Although it is true that these substances form the proper and most important constituents of our daily food; yet, in order to enjoy the desired result, we must not partake of them in their primary forms; they can actually feed our body only when they are combined together in a peculiar, wondrous manner.
In the next chapter it may be seen how nature first must combine these substances before they are presented to us as proper food; and it will also be seen, that we receive them sometimes in altogether different forms and combinations; for example, in the mother's milk, when we eat the above-named elements in the forms of caseine (cheese), butyrine (butter), sugar of milk, salt, and water.
These latter names have a more savory sound, have they not?
CHAPTER IV.
HOW NATURE PREPARES OUR FOOD.
In the preceding article it was stated, that the food of the child which lives on mother's milk, consists in its primary elements of peculiar substances. These are principally oxygen, hydrogen, and nitrogen; three gases to which may be added a large quantity of carbon, or, what is the same, coal. Besides this wondrous mixture of air and coal, the mother's milk contains still other elements, but in a smaller proportion. In every-day life many of them are unfamiliar; for example, natron, calcium, magnesia, chlorine, and fluor; the others, however, are known to every one; viz., iron, sulphur, and phosphorus. All these strange ingredients nature has carefully transformed into milk. For in their primary state, and even in various chemical combinations that may be produced artificially, they would be little adapted for the purpose. It is therefore essentially necessary that nature herself should make them ready for us. This she does by letting them pass first into the vegetable state, and changing them afterwards into new forms.
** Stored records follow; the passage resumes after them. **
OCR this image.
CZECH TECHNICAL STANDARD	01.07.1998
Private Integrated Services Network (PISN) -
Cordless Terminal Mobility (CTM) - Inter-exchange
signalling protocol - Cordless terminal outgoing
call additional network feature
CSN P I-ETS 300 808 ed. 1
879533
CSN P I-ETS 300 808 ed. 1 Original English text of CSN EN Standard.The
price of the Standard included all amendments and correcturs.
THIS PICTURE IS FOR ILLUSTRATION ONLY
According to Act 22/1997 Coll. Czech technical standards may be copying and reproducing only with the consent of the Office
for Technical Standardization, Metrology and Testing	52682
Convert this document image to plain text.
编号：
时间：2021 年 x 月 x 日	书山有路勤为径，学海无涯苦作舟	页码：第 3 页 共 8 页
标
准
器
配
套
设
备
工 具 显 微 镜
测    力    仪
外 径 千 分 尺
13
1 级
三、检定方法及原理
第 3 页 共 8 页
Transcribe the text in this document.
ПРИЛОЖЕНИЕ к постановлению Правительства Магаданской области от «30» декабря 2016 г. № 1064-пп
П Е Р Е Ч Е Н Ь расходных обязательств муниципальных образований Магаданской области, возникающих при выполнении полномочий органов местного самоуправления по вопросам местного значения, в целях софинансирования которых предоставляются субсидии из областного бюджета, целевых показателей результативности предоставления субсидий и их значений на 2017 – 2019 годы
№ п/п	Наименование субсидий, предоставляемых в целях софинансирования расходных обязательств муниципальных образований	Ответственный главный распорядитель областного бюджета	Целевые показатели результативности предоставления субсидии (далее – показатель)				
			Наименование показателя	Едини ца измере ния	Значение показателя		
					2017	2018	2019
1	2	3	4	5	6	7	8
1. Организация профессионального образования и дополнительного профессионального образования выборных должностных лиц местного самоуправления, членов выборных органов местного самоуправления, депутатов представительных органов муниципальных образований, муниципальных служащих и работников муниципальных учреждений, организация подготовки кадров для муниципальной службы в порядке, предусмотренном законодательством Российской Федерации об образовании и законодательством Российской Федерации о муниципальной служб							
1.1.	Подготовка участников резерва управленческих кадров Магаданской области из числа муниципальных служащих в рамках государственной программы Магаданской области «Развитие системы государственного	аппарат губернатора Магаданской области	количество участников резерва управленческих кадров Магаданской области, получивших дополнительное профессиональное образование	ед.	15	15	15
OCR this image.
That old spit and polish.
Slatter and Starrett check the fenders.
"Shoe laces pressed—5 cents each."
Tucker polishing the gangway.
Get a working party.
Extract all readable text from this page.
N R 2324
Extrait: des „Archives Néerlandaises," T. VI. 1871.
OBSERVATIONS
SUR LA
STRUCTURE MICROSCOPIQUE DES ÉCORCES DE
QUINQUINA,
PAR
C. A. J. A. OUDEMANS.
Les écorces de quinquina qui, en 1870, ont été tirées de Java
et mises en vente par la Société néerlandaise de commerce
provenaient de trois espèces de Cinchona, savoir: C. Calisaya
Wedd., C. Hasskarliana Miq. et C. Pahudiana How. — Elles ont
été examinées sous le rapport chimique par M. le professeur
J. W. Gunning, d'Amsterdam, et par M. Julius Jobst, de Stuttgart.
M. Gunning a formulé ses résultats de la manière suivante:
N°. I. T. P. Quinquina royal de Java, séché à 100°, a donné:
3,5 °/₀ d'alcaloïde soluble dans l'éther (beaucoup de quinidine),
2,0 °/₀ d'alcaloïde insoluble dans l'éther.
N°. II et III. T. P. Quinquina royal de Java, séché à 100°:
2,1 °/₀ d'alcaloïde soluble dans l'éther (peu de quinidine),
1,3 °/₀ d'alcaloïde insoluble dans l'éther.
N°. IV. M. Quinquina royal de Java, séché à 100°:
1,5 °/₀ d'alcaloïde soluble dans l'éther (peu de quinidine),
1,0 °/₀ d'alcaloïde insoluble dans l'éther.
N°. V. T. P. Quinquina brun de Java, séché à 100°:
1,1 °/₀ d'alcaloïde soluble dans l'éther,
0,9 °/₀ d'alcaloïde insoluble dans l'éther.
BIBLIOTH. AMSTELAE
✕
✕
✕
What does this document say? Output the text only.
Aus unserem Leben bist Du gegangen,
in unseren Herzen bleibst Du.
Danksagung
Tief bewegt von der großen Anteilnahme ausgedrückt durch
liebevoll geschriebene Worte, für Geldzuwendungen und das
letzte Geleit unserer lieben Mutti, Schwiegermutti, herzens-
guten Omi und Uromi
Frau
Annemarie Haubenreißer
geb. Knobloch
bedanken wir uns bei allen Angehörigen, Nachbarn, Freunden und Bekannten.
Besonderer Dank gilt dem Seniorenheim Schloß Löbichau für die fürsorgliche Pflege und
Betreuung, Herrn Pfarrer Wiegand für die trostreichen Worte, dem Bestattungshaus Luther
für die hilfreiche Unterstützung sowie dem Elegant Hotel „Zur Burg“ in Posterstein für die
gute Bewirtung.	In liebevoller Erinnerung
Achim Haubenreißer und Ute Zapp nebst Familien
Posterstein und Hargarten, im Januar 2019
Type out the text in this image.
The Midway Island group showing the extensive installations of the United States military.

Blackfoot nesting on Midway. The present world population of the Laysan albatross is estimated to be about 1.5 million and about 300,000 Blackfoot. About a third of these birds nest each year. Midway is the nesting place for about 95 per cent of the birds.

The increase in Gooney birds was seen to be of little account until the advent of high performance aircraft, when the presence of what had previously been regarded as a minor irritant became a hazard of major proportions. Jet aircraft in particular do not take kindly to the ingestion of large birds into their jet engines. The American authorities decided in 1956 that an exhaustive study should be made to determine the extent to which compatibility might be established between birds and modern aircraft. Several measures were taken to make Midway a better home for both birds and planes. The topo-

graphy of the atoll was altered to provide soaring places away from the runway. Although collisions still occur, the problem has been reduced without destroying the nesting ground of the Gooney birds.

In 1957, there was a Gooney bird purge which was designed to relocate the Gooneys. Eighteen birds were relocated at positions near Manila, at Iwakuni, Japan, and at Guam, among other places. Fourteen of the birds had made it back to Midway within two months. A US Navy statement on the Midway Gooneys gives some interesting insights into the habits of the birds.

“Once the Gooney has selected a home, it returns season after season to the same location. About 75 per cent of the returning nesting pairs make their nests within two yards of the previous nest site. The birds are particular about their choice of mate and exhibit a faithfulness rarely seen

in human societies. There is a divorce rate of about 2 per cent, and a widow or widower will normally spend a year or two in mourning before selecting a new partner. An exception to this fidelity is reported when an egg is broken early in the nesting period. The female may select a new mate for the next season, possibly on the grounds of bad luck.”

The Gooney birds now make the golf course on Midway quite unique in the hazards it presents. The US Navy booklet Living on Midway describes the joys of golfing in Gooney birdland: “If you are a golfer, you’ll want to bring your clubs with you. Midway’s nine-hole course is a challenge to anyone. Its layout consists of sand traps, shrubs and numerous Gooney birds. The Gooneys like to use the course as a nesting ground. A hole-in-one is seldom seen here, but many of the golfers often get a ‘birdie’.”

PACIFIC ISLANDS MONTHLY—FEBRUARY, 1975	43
The plant feeds on primary chemical elements; or, to state it more correctly, the plant is nothing but transformed primary elements! Not before the transformation of these elements into plants are the elements adapted for food for animals and men.
Moreover, all that man eats must first have been in the vegetable state. Now, it is true that man also eats the flesh, fat, and eggs of animals; but whence have the animals meat and eggs? Only from the plants they consume.
There is a remarkable succession of transformations in nature. The primary elements nourish the plant; the plant nourishes the animal; and both, plant and animal, form the nourishment of man.